Let $I(\alpha)=\int_{-\infty}^{\infty} (-a^2x^2+bx+c)e^{\alpha(-a^2x^2+bx+c)}dx.$

Then $\int I(\alpha)d\alpha = \int_{-\infty}^{\infty}e^{\alpha(-a^2x^2+bx+c)}dx+C$

$=e^{\alpha\Big(c+\frac{b^2}{4a^2}\Big)}\int_{-\infty}^{\infty} e^{-\alpha a^2\Big(x-\frac{b}{2a^2}\Big)^2}dx+C$

$=e^{\alpha\Big(c+\frac{b^2}{4a^2}\Big)}\sqrt{\frac{\pi}{\alpha a^2}}+C$

$I(\alpha)=\frac{d}{d\alpha}\int I(\alpha)d\alpha=\Big(c+\frac{b^2}{4a^2}\Big)e^{\alpha\Big(c+\frac{b^2}{4a^2}\Big)}\sqrt{\frac{\pi}{\alpha a^2}}+e^{\alpha\Big(c+\frac{b^2}{4a^2}\Big)}\Big(-\frac{1}{2}\sqrt{\frac{\pi}{\alpha^3a^2}}\Big)$

$=\frac{1}{\sqrt{\alpha}}e^{\alpha\Big(c+\frac{b^2}{4a^2}\Big)}\frac{\sqrt{\pi}}{a}\Big[c+\frac{b^2}{4a^2}-\frac{1}{2\alpha}\Big].$

Letting $\alpha=25$ leads to the result.

A cheeky solution (lol)

Since we know that the equation above holds for all constants $a,b,c$ , we can pick $a,b,c$ which make our life easier, let's pick $c=b=0$ and $a=1$ !

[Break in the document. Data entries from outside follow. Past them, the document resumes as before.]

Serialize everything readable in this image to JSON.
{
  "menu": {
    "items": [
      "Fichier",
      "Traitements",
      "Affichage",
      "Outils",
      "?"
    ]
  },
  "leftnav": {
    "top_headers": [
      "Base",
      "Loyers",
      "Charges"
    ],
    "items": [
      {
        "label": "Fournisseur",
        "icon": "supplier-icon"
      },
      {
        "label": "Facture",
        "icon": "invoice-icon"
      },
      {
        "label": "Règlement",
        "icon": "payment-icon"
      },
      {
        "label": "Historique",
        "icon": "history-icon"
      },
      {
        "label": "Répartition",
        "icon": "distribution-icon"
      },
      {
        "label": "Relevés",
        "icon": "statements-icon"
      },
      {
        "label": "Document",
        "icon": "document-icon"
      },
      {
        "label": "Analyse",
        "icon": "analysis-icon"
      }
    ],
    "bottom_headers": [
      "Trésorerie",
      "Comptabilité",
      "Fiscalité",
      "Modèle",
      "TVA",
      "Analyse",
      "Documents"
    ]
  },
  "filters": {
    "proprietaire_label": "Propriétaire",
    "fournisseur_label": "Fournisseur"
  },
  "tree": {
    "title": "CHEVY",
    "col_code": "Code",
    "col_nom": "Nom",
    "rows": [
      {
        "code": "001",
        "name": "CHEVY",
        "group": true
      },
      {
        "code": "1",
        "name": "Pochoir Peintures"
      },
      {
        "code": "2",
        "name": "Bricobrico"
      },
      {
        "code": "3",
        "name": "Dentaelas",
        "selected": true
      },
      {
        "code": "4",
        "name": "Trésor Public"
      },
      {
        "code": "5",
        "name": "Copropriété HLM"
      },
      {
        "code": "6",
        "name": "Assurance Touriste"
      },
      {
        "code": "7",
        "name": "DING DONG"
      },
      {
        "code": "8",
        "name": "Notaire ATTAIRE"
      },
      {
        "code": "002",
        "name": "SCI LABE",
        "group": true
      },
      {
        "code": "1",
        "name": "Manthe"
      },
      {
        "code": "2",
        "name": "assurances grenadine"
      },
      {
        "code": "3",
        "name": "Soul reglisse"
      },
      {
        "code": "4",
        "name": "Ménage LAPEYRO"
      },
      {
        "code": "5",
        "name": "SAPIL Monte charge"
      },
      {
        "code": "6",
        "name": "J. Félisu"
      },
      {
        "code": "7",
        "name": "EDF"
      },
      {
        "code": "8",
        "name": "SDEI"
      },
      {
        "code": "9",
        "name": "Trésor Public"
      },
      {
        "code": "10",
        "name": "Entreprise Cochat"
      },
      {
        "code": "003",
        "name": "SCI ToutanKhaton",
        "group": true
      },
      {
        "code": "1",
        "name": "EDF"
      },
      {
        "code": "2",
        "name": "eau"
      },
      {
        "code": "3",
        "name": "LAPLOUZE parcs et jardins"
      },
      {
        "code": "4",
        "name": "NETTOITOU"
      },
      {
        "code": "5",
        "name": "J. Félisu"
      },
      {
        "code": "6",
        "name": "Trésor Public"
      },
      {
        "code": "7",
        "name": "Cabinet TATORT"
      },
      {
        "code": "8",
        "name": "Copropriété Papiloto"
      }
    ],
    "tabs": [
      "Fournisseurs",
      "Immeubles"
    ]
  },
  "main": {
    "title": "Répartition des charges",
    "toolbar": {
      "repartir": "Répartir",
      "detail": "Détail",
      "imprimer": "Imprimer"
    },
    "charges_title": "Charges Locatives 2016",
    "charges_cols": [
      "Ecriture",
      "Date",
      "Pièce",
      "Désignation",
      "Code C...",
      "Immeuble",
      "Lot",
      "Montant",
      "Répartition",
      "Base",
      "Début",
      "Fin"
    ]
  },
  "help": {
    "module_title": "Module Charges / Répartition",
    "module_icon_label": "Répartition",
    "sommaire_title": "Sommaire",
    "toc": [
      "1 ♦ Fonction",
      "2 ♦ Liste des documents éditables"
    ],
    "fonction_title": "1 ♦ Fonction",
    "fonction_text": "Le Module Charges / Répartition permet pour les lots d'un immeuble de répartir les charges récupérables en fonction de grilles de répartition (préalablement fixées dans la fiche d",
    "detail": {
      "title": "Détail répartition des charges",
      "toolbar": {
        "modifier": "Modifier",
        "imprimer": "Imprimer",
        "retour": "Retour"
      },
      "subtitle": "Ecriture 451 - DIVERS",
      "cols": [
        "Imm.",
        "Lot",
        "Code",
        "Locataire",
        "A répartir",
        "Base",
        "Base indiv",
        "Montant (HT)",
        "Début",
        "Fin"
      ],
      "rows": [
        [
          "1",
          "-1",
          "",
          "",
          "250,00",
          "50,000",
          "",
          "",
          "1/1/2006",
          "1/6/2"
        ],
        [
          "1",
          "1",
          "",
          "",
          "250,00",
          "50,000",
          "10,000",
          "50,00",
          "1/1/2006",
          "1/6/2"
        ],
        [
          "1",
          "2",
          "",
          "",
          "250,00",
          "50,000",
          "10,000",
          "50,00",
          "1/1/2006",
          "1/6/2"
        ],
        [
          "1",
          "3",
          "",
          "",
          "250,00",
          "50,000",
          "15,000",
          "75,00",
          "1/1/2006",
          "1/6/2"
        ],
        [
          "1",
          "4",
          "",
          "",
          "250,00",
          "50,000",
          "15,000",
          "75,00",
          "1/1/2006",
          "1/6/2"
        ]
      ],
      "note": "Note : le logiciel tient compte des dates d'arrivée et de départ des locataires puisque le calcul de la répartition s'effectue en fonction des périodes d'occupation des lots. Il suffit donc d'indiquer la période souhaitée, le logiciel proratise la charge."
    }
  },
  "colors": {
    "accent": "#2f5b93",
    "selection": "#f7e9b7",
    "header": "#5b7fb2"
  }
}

The desired integral reduces to $\int_{-\infty}^{\infty} -x^2e^{-25x^2} \, dx=\cancelto{=0}{\left. -\frac{x}{50} e^{-25x^2} \right|_{-\infty}^{\infty}}-\frac{1}{50}\int_{-\infty}^{\infty} e^{-25x^2} \, dx=-\frac{1}{50\cdot 5} \int_{-\infty}^{\infty} e^{-u^2} \, du=-\frac{\sqrt \pi}{50 \cdot 5}$ with a substitution $u=5x$ at the end and based on the given equation, our result should be $\displaystyle -\frac{\sqrt{\pi}}{m \cdot n}$ and we can should take $m+n=5+50=55$ .